Open YangQun1 opened 1 year ago

YangQun1 commented 1 year ago

Q1: The paper mentioned that: In FlashAttention-2, we instead split Q across 4 warps. But in LLM inference scenarios, the num_queries is usually equal to 1 except the first forward. How do we split it across 4 warps? Q2: The paper benchmarked the FlashAttention-2 and other attention implementations with different seqlen. Here the seqlen means num_queries or num_keys?

tridao commented 1 year ago

Q1: Indeed, for inference you want to split K/V and not Q. The current code still works as is (we implicitly pad Q to have length at least 128), but it could be much better. We have something planned for this to optimize for inference, hopefully will be out soon.

Q2. We benchmarked with Q and K/V having the same length (as the case in e.g. GPT-style model training).

YangQun1 commented 1 year ago

@tridao I see, thank you. look forward to your optimization for inference :)

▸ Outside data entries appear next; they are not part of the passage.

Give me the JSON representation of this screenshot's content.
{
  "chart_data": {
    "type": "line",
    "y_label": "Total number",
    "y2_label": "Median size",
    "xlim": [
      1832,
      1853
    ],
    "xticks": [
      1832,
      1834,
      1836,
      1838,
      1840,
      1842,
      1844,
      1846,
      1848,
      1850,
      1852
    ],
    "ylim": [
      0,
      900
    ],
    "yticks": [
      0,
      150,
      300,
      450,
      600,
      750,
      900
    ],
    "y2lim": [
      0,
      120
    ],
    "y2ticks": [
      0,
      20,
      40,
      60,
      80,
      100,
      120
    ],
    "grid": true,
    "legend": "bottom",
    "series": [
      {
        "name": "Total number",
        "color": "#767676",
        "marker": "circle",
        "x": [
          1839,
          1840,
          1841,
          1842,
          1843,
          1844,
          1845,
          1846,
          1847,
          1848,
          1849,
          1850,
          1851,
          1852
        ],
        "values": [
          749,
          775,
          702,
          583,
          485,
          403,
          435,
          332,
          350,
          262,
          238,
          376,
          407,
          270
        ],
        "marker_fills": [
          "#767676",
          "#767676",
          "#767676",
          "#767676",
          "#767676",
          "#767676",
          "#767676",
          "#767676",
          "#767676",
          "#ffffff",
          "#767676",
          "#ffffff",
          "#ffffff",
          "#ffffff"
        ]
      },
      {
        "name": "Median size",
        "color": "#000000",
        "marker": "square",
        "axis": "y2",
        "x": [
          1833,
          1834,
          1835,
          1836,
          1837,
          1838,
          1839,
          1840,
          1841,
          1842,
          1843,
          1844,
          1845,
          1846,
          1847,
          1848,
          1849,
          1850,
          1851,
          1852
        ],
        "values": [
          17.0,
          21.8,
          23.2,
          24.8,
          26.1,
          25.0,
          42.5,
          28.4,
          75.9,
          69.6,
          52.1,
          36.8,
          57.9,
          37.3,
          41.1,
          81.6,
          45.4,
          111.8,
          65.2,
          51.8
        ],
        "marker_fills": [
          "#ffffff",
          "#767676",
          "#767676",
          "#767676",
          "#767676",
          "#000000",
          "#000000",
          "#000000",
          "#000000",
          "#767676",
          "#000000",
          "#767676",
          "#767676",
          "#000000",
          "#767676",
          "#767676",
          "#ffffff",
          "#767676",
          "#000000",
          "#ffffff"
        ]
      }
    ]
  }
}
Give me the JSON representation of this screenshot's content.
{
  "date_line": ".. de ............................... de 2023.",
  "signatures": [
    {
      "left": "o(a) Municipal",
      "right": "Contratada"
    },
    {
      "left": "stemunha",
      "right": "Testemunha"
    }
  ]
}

WindowsXp-Beta commented 1 year ago

Q1: ... we implicitly pad Q to have length at least 128 ...

I am wondering what's the smallest supported sequence length without padding. Maybe it can be tensor core's m size, e.g. 16 in shape(16, 16, 16)? That's because suppose there is only one warp in a thread block so for the M size, it needs at least tensor core's shape to use tensor core.